Una mente turbata e fragile può prendere spunto da qualsiasi cosa per sfociare nella follia. La colpa non si può di certo attribuire ai videogiochi, ai film o, ancora peggio, al Web e ai social network, anche se il ministro dell’Interno tedesco Thomas de Maizière ieri ne ha invocato la regolamentazione. Ma è certo che le scene di violenza con cui gli adolescenti hanno a che fare oggi sono sempre più realistiche ed esplicite. Il nostro mondo, grazie alla tecnologia, è un mondo in presa diretta, che altrettanto direttamente viene fruito, da tutti. Il tabù della violenza è stato sdoganato e i più giovani hanno confidenza con certe scene. I film e i videogiochi non hanno fatto altro che adeguarsi al voyeurismo diffuso. Ciò non implica che i ragazzi vengano plagiati o istigati, ma che probabilmente, in un’altra epoca storica, per mettere in scena il suo “suicidio allargato”,come lo chiamano gli psicologi, Ali avrebbe avuto molti meno esempi a disposizione.

Eppure, come abbiamo scritto qualche tempo fa, leggere alcuni degli studi potrebbe davvero sorprendere… La meta-analisi pubblicata sul «Personality and Social Psychology Bulletin» (Video Games Do Affect Social Outcomes. A Meta-Analytic Review of the Effects of Violent and Prosocial Video Game Play) è molto tranquillizzante e, soprattutto, deriva dall’analisi di 98 studi e 37.000 partecipanti (chissà cosa direbbe di questi numeri Capua, visto che 1.400 l’avevano tanto impressionata). Si può leggere anche Video games are not making us more violent, study shows («The Guardian», 10 novembre 2014), sottotitolo: Long-term research into homicide rates and depictions of violence in video games and movies shows no significant relationship. Oppure Long-term US study finds no links between violent video games and youth violence, «The Independent», sempre 10 novembre 2014, sottotitolo: The researchers concluded that the current media narrative may “distract society from more pressing concerns such as poverty and education” (il rischio di una simile ossessione, insomma, potrebbe essere quello di distrarre da questioni importanti come educazione e povertà). Ci sono anche quelli che arrivano a conclusioni diverse (Little By Little, Violent Video Games Make Us More Aggressive, «Time», 24 marzo 2014), ma la discussione è quanto meno aperta – e non claustrofobica come pretenderebbero Capua e la sua amica pediatra. E dovrebbe comprendere anche altri media (Does Media Violence Predict Societal Violence? It Depends on What You Look at and When, «Journal of Communication», 5 novembre 2014).

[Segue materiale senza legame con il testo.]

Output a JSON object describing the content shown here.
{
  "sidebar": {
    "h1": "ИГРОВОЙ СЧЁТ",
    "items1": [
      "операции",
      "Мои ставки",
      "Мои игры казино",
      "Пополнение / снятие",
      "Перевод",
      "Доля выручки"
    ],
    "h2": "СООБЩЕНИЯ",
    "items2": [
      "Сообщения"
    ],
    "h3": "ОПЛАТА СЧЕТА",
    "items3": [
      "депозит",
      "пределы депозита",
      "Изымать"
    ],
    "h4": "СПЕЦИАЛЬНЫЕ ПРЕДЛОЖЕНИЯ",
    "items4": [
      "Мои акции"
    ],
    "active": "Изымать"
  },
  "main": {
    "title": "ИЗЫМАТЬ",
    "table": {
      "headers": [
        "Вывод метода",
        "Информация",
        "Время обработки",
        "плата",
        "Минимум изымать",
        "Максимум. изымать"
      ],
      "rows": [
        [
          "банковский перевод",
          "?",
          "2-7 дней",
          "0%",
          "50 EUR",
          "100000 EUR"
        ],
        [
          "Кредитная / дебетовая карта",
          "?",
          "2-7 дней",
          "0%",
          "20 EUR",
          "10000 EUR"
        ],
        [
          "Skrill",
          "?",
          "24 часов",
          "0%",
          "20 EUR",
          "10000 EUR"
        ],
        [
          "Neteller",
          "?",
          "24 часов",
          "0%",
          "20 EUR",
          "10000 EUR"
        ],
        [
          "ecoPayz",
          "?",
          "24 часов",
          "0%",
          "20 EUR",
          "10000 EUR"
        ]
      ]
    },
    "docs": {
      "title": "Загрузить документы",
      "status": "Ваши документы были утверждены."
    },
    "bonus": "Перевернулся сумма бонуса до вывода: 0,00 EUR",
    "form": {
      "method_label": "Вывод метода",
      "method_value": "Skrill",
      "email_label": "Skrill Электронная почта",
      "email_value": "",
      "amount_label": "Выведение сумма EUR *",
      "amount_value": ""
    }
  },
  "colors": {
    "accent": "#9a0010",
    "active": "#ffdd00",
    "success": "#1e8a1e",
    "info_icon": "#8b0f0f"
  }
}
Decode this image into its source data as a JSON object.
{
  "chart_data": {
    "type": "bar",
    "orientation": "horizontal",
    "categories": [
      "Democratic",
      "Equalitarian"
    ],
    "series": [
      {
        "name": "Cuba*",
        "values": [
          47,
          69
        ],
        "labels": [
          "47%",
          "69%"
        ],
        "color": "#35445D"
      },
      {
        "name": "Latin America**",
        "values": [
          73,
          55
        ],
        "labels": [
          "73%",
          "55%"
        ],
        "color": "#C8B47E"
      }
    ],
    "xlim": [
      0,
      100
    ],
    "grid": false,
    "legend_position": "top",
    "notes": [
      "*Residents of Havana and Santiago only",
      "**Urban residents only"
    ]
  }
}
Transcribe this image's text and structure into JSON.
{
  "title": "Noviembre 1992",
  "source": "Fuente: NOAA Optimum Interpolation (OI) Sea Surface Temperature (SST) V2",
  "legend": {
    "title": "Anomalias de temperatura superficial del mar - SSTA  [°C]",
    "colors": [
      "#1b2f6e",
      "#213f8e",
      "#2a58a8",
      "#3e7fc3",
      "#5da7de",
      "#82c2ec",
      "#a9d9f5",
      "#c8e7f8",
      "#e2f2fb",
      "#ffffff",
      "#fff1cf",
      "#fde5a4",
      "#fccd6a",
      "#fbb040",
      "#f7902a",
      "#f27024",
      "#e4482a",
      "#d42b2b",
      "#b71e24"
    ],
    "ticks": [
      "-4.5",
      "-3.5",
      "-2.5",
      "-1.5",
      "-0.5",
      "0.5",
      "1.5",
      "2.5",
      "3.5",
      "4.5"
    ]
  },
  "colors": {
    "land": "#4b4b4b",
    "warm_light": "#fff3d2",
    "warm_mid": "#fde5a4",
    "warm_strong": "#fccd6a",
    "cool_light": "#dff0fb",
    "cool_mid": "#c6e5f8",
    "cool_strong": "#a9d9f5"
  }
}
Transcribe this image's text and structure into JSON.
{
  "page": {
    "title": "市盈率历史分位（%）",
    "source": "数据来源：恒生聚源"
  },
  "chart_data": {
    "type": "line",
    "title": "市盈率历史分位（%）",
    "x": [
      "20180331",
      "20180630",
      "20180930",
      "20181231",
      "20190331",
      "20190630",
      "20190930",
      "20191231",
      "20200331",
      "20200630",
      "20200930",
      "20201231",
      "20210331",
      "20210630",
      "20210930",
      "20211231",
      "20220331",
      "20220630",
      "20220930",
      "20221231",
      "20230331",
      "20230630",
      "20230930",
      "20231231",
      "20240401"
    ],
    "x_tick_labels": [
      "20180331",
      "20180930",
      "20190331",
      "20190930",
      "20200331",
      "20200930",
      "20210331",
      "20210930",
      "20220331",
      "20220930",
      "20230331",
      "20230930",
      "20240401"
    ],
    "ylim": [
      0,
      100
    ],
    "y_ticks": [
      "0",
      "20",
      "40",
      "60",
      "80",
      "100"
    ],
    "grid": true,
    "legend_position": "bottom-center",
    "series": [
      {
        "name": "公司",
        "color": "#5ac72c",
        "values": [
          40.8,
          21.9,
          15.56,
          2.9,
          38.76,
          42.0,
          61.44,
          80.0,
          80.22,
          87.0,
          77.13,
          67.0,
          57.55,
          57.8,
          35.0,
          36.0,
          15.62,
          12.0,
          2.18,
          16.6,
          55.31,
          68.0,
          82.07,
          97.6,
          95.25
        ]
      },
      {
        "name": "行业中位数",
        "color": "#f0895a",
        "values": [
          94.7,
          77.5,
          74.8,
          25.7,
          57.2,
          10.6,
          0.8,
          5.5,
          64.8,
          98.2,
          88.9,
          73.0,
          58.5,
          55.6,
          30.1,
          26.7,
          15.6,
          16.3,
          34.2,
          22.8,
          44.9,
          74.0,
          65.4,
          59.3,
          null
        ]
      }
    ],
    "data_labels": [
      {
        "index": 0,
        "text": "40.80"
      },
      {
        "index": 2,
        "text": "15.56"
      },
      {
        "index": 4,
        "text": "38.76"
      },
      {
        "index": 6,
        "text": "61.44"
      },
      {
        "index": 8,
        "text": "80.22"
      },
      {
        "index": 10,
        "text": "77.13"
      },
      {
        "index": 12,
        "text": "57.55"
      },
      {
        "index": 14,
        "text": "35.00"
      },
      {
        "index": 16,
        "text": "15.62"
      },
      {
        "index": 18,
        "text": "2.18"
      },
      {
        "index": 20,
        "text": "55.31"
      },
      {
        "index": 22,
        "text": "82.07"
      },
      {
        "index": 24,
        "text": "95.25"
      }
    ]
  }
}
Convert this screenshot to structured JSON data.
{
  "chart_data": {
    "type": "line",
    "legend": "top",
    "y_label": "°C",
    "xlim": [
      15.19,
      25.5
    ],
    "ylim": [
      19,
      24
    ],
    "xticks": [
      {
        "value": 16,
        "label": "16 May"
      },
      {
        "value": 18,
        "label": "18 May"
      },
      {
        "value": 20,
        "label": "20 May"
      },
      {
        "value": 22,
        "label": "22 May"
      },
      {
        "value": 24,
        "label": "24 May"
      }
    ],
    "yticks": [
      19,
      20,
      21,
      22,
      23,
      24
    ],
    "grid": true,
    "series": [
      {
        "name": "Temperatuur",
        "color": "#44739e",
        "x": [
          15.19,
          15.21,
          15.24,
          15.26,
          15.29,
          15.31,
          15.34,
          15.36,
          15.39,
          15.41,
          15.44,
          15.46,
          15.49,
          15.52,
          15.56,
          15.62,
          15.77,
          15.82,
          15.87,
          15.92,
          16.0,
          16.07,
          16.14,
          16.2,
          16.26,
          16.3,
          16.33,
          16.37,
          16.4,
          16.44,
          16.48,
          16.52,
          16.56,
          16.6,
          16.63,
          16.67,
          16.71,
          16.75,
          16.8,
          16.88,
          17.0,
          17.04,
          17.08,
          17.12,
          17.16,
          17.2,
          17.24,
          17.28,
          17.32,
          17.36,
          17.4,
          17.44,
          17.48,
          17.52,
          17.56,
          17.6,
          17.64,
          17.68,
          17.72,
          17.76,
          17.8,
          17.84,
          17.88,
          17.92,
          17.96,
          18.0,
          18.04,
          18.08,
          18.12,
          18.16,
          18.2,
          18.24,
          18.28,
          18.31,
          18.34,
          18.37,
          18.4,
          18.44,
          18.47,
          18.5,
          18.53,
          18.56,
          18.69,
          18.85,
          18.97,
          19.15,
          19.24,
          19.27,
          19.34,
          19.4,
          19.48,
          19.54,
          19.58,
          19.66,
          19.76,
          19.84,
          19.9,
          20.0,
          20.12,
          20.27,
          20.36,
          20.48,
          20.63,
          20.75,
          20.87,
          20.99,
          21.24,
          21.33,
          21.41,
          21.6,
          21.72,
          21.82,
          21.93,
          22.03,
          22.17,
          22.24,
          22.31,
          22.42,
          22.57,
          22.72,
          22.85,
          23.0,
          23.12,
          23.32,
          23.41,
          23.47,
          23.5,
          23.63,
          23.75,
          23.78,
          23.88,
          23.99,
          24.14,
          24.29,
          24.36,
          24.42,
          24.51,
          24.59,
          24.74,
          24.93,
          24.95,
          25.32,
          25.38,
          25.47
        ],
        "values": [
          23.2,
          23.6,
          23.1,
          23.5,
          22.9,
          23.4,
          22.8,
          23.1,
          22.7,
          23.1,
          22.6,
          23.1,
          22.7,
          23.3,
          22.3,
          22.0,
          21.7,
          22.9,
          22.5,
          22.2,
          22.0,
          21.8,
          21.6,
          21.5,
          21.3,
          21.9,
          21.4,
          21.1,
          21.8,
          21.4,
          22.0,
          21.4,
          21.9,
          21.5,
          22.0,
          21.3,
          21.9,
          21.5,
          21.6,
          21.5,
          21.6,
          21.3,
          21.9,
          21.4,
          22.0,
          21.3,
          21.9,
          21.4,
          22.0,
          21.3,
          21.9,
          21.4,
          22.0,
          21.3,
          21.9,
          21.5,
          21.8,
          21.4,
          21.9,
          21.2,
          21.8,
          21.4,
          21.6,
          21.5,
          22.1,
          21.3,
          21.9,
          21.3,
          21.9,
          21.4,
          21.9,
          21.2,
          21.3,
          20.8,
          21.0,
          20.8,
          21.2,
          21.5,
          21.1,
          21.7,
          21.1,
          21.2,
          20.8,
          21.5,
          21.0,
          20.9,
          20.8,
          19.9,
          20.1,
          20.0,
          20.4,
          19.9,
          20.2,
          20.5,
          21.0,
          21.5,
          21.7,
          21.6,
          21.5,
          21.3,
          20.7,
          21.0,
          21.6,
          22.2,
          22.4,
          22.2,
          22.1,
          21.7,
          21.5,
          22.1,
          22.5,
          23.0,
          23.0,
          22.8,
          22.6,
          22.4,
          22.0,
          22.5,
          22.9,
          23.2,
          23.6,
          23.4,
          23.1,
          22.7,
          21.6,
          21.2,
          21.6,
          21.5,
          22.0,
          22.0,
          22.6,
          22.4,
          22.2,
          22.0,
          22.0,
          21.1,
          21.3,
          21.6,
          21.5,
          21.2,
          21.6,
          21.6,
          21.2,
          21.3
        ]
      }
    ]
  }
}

Does Media Violence Predict SocietalViolence? It Depends on What You Look at and When
Does Media Violence Predict Societal Violence? It Depends on What You Look at and When

Per non parlare dei TG, di YouPorn, di Chat Roulette, delle serie tv, di Tinder, della realtà. Ogni volta che viene fuori l’effetto devastante dei (video)giochi moderni viene da pensare alle terrificanti fiabe irlandesi ma pure a Cappuccetto Rosso o al Re Leone (la morte della mamma di Bambi non riesco quasi nemmeno a nominarla). Sarebbe molto rassicurante pensare che i videogiochi siano i cattivoni, responsabili di tutte le atrocità che i genitori sgomenti immaginano assediare i propri figli (quasi per contagio: guardo x e allora sono x), eliminati i quali tutto tornerebbe alla inesistente arcadia del com’eravamo. Rassicurante e, a voler essere buoni, spaventosamente ingenuo. Dobbiamo solo sperare che la stupidità non sia altrettanto contagiosa. Ma anche questo, pare, è una vana illusione.